Unlike the examples in the regulations which set out the isolated redemption exception, neither the legislative history nor the preamble to the regulations make any reference to a business purpose exception. While the more typical isolated redemption avoids dividend equivalence for valid reason, the expanse of a business purpose exception could be limitless and perhaps is too optimistic. Redemptions by co. of Class B common stock held by described retirement plan will qualify as redemptions that aren't essentially equivalent to dividend within meaning of Code Sec. 302(b)(1); , and distributions in redemption of stock owned by retirement fund will be treated as distributions in full payment in exchange for stock owned by retirement plan as provided in Code Sec. 302(a); .

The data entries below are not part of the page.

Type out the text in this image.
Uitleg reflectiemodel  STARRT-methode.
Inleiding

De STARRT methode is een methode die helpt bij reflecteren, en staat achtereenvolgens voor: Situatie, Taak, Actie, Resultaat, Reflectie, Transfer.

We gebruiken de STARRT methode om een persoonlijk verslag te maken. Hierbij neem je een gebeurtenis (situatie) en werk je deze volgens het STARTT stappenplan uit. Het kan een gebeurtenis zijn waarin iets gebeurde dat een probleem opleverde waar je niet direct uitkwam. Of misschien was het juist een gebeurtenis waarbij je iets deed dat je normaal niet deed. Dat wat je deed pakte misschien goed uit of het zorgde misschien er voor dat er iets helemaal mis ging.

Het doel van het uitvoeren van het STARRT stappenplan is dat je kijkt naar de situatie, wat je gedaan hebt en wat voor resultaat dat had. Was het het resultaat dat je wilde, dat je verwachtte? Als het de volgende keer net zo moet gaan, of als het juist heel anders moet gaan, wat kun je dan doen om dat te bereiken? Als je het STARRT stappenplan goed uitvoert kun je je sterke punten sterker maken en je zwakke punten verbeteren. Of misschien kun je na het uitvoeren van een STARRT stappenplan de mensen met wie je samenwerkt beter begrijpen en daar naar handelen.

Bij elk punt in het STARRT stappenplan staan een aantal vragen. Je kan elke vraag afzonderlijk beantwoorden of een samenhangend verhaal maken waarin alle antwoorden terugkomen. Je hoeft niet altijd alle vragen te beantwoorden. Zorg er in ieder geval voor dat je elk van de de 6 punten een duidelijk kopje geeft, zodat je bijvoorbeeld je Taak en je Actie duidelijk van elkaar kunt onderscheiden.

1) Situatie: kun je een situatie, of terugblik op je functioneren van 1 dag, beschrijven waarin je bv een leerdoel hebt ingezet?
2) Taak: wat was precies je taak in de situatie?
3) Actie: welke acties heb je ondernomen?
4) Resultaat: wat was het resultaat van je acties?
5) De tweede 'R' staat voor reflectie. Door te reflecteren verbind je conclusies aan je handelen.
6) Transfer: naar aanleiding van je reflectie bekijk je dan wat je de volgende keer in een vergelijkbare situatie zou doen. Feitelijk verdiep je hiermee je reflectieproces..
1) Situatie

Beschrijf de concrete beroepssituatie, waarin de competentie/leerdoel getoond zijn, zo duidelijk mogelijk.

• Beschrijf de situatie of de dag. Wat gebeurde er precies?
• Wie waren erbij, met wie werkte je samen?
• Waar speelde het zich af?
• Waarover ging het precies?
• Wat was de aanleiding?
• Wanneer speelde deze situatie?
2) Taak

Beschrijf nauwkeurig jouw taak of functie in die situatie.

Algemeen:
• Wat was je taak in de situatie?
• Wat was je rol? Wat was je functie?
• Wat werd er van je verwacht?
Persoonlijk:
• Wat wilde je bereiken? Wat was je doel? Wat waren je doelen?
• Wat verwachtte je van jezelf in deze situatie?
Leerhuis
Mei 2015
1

Under the facts of the PLR, the Company is a privately owned company engaged in a business and has 2 class of outstanding common stock, voting and non-voting. The Company has an ESOP which owns shares of the nonvoting stock. Prior to Date 1, in order to provide liquidity to the Retirement Plan and to help the Retirement Plan diversify its assets, Company's board of directors plan to annually redeem an amount of shares of Class B common stock held by the Retirement Plan. At the meeting, the board of directors approved a financial forecast that included a dedicated line item for the planned redemptions. Absent further redemptions, the Retirement Plan will have sufficient liquidity to meet its obligations for only the next 3 to 5 years.

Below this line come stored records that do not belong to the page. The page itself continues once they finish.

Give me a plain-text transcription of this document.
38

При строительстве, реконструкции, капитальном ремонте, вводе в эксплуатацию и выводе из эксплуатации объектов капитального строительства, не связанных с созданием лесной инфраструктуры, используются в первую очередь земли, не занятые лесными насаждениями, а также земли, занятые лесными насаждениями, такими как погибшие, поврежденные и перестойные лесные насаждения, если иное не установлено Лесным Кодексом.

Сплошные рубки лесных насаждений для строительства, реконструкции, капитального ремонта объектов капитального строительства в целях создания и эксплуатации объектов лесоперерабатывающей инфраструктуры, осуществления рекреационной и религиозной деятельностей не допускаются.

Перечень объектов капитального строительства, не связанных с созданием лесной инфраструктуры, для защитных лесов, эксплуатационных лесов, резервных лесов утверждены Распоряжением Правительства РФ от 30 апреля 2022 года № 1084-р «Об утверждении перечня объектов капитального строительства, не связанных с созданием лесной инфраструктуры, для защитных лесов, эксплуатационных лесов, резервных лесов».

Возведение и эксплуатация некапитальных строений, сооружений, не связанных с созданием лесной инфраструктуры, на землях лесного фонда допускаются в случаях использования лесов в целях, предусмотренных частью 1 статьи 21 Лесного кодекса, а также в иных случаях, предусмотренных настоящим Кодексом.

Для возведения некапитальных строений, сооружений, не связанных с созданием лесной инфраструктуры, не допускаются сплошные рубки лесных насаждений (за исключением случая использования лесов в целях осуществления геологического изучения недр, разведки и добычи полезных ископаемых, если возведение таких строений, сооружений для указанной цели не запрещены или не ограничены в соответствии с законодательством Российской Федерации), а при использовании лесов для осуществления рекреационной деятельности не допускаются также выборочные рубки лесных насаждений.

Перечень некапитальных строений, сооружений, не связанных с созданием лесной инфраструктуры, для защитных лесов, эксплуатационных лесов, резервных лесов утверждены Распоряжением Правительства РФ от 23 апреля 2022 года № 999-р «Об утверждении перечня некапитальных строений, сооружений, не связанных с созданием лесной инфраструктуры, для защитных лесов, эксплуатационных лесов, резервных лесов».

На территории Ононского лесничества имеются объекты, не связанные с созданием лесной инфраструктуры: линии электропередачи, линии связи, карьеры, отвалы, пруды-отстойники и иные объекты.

On Date 1, Company redeemed e shares of Class B common stock from the Retirement Plan in exchange for cash, which reduced the Retirement Plan's ownership of Company's total shares of common stock outstanding . On or about Date 2, Company will redeem shares of Class B common stock from the Retirement Plan in exchange for cash which will reduce the Retirement Plan's ownership of Company's total shares of common stock outstanding. Barring unforeseen or unanticipated business circumstances regarding cash flow, Company plans additional annual redemptions from the Retirement Plan.

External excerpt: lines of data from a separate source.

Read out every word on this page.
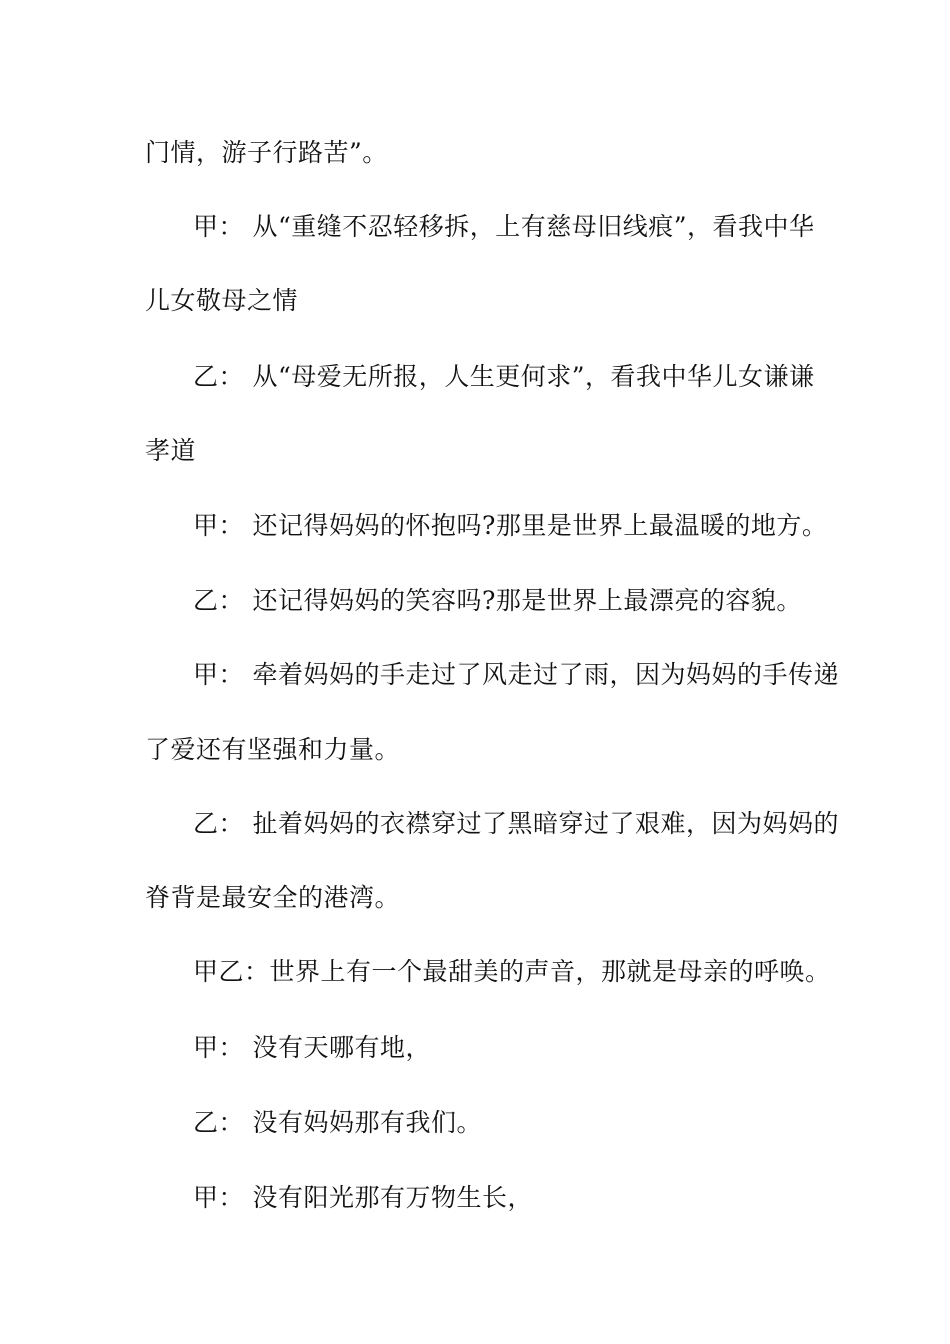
门情，游子行路苦”。
甲： 从“重缝不忍轻移拆，上有慈母旧线痕”，看我中华
儿女敬母之情
乙： 从“母爱无所报，人生更何求”，看我中华儿女谦谦
孝道
甲： 还记得妈妈的怀抱吗?那里是世界上最温暖的地方。
乙： 还记得妈妈的笑容吗?那是世界上最漂亮的容貌。
甲： 牵着妈妈的手走过了风走过了雨，因为妈妈的手传递
了爱还有坚强和力量。
乙： 扯着妈妈的衣襟穿过了黑暗穿过了艰难，因为妈妈的
脊背是最安全的港湾。
甲乙：世界上有一个最甜美的声音，那就是母亲的呼唤。
甲： 没有天哪有地，
乙： 没有妈妈那有我们。
甲： 没有阳光那有万物生长，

On or about Date 3, Company will redeem shares of Class B common stock from the Family Group in exchange for cash. Currently, there is no plan to offer any further redemptions to the Family Group.

The Service rule that the planned series of redemptions of Class B stock from the Retirement Plan will be treated as redemptions that are not essentially equivalent to a dividend per §302(b)(1). See United States v. Davis , 397 U.S. 301 (1970); Rev. Rul. 75-512, 1975-2 C.B. 112; Rev. Rul. 77-426, 1977-2 C.B. 87. It further ruled that the redemption of the family’s stock will constitute a single and isolated transaction and will not result in a deemed distribution under section 305 with respect to any of Company's shareholders, regardless of whether such shareholder has a portion of its stock redeemed in the transaction. See Treas. Reg. § 1.305-3(e), Examples (10) and (11). See also Rev. Rul. 77-19, 1979-1 C.B. 84.

 

Chief Counsel's Office Issues Memorandum Treating Lending Activities Undertaken by Foreign Corporations Through U.S. Agent As Effectively Connected Income (CC:Intl:BR5)(9/22/09)

In a move designed to thwart efforts to have offshore loan originators and purchases of U.S. debt portfolios, such as consumer debt or subprime mortgages, from avoiding effectively connected income per §864(b), the Office of Chief Counsel addressed the question of whether interest income earned by a foreign corporation with respect to loans originated by an agent, whether dependent or independent, operating in the United States is attributable to "the U.S. office" through which the foreign corporation’s banking, financing or similar business activity is carried on, such that the interest income is "effectively connected income"?

The CCO Memorandum concludes that received by a foreign corporation with respect to loans that it originated to U.S. borrowers constitutes income effectively connected with such foreign corporation’s banking, financing or similar business when an agent, whether dependent or independent, performs origination activities described in the facts below on the foreign corporation’s behalf with respect to such loans in the United States.